Researchers randomly assigned participants to the telehealth care model or usual care in a stepped-wedge fashion, with five predetermined time points in 30-day intervals until all patients crossed over into the intervention.

The primary outcome was an increase in the number of guideline-directed classes of drugs filled from the pharmacy at 30 days.

“What we counted as a success was any new addition of guideline-directed medical therapy added to the regimen, and we also counted a transition from an ARB or an ACE inhibitor to an ARNI, given its superior clinical benefit,” Eberly said.

The findings were simultaneously published in JAMA Internal Medicine.

Uptake of therapies improved

The primary outcome occurred more in the intervention group vs. controls (66.2% vs. 13.1%), increasing uptake of guideline-directed classes of drugs by 53% (OR = 12.99; 95% CI, 6.87-24.53; P < .001). The number of patients needed to receive the telehealth intervention to result in an increase of guideline-directed drug classes was 1.88.

At the end of the study, 97% of eligible patients were taking a beta-blocker; 98% were taking a renin-angiotensin-aldosterone system inhibitor; 84% were taking an SGLT2 inhibitor; and 78% were taking an MRA, with 81% eligible for all four medications receiving quadruple therapy.

“We know that racially marginalized patient groups are less likely to receive specialty cardiology care, and even when seen by a provider, they are less likely to receive recommended therapies,” Eberly told Healio. “Our strategy leveraged the EHR on a health-system level to identify patients not receiving appropriate therapy and subsequently optimize therapy without relying on in-person visits for specialty care.
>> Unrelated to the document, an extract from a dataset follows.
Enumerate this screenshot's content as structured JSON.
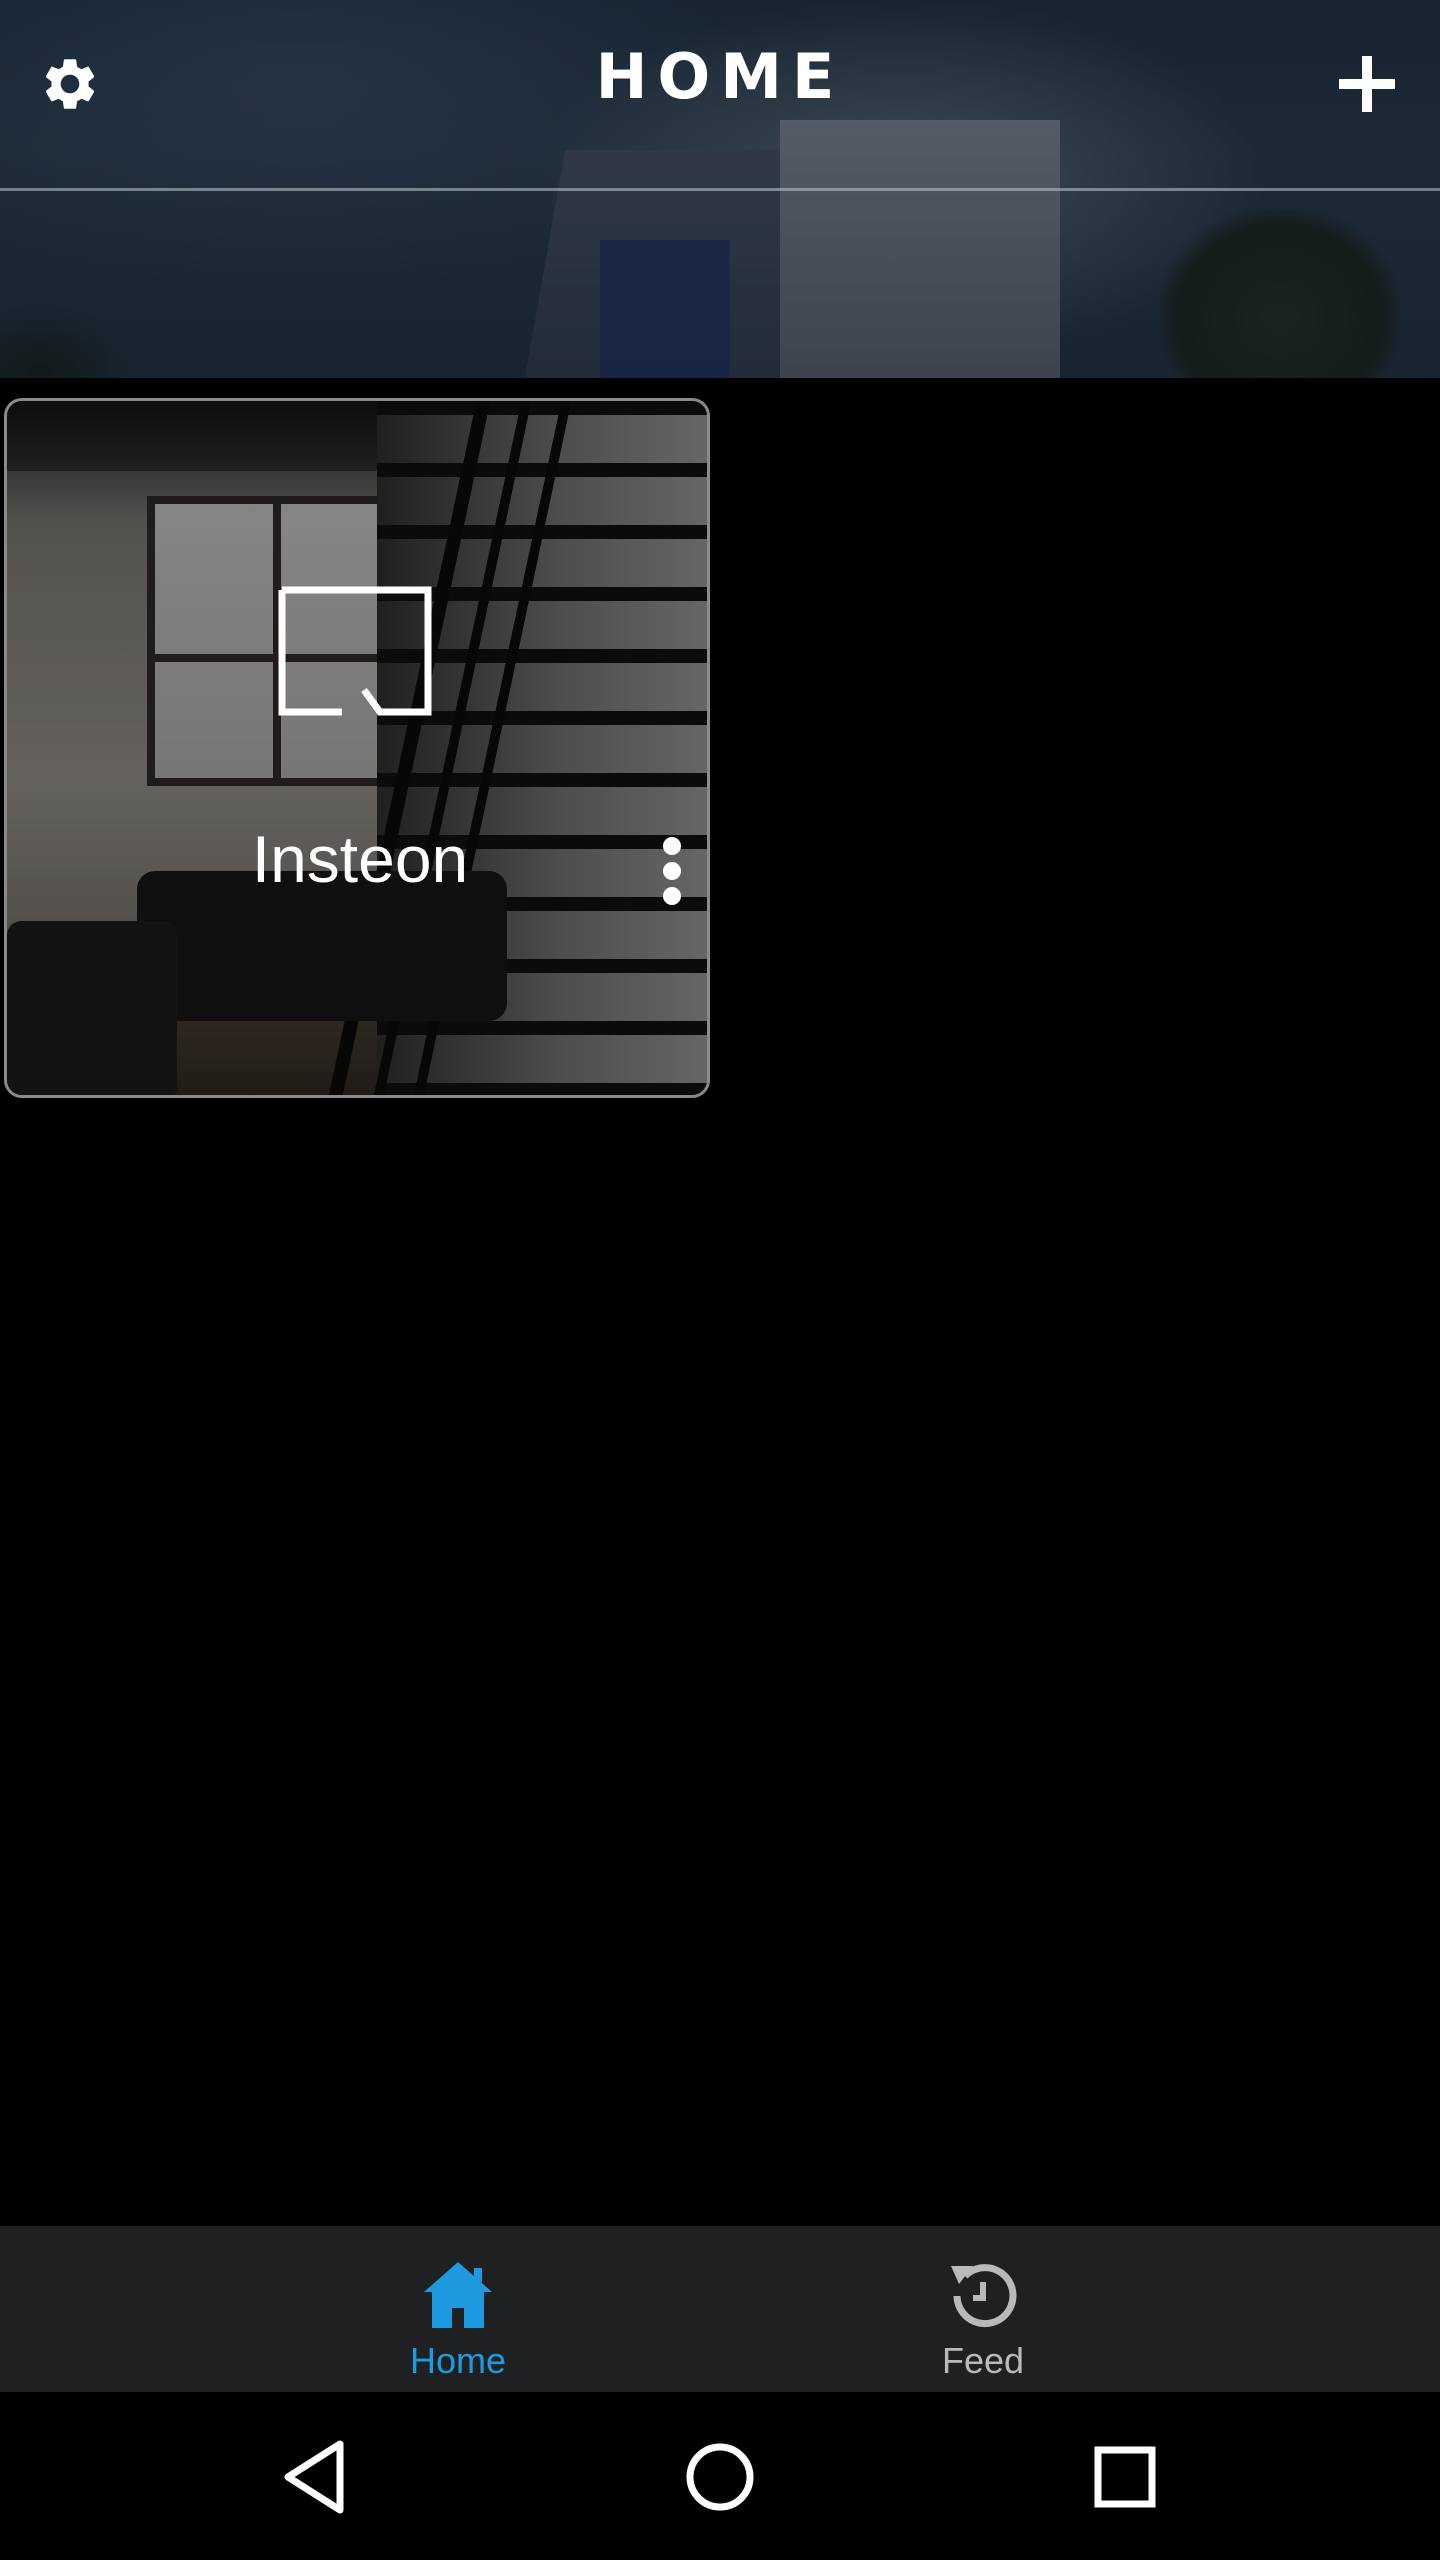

We believe that such models advance equity and combat structural racism.”

Eberly added that effective strategies to improve HF care must be community-designed and tailored to fit the local context.

"This strategy was designed with community stakeholder input to meet community needs and address unique Indigenous determinants of health,” Eberly told Healio. “Partnering with communities to design programs to center their perspectives and needs is critical to achieving equity in HF care.”

Eberly noted that the sample size for the study was small and from a single health care system, with medications provided at no cost to enrolled members and with a short follow-up time.

“We believe this is a low-cost strategy that can be expanded to other rural settings where access to care is limited,” Eberly said during the presentation, adding that the telehealth intervention will soon be expanded to an Indian Health Service site in Arizona.

“We have been performing ongoing qualitative studies with our stakeholders and patients to further understand barriers to cardiac care and how we can further optimize our model to meet the needs of the community,” Eberly told Healio. “We are next hoping to design a similar model with our stakeholders to optimize lipid management and guideline-directed care for coronary artery disease and peripheral artery disease. We hope to continue to partner with the community and our patients to design care delivery to advance equity in cardiac care and beyond.”